Mark Bowden, PT, PhD, Division Director

Physical therapy is a dynamic health care profession. Physical therapists (PTs) are movement experts who improve quality of life through prescribed exercise, hands-on care, and patient education and provide care across the lifespan to anyone of any ability.  PTs can identify, diagnose, and treat movement problems. Pain-free movement is crucial to quality of life, ability to earn a living, and independence. PTs design treatment plans for each person's individual needs, challenges, and goals. PTs help people improve mobility, manage pain and other chronic conditions, recover from injury, and prevent future injury and chronic disease. They work in hospitals, nursing homes, schools, private offices, rehabilitation centers, community health centers, research centers, industry, and sports medicine clinics, and as educators and researchers in colleges and universities.

The Doctor of Physical Therapy program (DPT) program prepares individuals to evaluate patients/clients with impairments that affect the musculoskeletal, neuromuscular, cardiopulmonary, integumentary or other body systems that cause movement dysfunction. Physical therapists then implement evidence-based treatment programs that minimize or prevent these impairments, improve and restore movement, and enhance function and quality of life.

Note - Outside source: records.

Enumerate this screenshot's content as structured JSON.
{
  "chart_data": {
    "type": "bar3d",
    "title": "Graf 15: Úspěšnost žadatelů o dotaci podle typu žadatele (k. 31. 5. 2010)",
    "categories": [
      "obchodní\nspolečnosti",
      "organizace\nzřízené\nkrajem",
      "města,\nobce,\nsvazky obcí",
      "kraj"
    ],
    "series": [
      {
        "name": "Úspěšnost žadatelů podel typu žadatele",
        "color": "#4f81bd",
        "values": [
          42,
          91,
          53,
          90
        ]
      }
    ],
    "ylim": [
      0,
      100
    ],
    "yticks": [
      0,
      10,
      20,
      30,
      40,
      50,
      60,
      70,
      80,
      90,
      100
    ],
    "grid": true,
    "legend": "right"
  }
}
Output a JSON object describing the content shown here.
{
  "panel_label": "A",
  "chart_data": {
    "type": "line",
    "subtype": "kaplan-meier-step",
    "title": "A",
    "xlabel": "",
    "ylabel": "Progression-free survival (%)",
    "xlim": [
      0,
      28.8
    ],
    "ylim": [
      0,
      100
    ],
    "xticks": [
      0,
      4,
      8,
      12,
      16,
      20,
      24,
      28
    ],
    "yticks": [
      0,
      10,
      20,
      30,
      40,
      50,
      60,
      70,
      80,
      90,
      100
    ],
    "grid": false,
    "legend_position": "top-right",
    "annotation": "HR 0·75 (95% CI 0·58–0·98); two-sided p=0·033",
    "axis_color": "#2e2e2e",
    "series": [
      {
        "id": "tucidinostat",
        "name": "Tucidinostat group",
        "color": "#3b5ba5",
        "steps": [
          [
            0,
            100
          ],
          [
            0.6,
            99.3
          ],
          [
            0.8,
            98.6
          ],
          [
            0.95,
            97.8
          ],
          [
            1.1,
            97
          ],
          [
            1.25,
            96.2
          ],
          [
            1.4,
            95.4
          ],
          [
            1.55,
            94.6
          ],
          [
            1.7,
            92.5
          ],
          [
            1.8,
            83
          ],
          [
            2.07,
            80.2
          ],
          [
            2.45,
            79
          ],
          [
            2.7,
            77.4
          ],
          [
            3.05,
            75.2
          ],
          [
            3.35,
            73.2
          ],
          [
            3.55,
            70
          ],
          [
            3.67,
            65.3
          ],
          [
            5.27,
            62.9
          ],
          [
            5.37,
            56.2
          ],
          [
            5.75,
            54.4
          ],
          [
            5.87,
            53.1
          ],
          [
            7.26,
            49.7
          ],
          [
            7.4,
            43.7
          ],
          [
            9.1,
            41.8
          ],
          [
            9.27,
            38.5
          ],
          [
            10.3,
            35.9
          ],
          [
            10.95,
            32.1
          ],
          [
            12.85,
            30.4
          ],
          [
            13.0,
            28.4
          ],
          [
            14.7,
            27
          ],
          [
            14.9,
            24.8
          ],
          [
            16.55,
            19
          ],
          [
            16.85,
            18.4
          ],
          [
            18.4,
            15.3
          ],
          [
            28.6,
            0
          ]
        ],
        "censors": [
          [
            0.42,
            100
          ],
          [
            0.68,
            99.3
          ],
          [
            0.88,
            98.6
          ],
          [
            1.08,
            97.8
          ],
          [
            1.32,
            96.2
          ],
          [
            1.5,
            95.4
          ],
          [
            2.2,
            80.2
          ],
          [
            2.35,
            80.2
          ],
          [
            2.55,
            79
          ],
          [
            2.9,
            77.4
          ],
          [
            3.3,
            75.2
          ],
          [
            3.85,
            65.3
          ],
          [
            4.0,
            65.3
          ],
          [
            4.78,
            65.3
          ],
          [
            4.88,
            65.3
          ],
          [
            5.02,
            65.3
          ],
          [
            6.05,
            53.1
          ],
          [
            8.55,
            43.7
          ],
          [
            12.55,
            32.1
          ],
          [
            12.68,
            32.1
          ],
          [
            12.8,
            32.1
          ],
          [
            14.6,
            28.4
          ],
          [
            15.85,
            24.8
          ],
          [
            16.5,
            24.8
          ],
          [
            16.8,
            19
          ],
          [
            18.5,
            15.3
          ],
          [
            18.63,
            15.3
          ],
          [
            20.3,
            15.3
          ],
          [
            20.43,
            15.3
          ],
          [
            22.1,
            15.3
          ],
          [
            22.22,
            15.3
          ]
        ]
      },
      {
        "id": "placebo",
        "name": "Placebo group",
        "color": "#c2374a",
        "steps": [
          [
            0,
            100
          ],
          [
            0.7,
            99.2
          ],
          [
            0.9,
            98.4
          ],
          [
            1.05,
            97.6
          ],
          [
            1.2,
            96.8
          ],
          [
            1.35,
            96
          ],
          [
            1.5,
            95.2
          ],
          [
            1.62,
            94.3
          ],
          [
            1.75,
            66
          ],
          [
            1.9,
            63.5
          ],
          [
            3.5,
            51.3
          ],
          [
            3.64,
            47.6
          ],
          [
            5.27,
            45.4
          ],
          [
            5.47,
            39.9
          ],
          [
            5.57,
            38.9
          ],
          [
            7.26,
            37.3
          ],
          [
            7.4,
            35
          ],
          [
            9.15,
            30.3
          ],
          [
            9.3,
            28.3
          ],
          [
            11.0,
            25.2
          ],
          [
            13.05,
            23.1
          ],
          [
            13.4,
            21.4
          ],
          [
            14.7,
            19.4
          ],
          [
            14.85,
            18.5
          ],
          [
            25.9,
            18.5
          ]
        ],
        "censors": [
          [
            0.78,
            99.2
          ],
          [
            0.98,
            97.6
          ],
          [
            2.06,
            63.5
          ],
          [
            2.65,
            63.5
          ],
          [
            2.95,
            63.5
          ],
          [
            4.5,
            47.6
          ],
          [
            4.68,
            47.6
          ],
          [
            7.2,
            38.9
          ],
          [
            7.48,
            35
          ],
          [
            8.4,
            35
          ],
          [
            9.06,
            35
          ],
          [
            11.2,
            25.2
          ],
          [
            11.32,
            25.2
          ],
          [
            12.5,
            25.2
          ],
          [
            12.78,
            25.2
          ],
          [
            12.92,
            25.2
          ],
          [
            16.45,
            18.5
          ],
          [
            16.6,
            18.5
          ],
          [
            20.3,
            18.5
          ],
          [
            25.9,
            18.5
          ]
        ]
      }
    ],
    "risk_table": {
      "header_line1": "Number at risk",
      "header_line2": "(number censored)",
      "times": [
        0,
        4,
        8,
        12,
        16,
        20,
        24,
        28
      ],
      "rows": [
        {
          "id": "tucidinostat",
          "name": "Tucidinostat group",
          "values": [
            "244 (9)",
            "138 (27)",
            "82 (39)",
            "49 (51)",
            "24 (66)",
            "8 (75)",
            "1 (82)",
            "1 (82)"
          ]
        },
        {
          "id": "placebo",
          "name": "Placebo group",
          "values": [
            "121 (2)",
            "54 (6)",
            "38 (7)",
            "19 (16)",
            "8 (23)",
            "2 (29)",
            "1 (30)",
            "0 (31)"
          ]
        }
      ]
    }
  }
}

The three-year DPT program incorporates foundational learning with clinical coursework, clinical reasoning, community-based service, and interprofessional learning embedded throughout. The curriculum incorporates 40 weeks of clinical practice that allow students to further develop their knowledge and skills in a clinical environment.

Accreditation

The MUSC Doctor of Physical Therapy program at MUSC is accredited by the Commissionon Accreditation in Physical Therapy Education (CAPTE).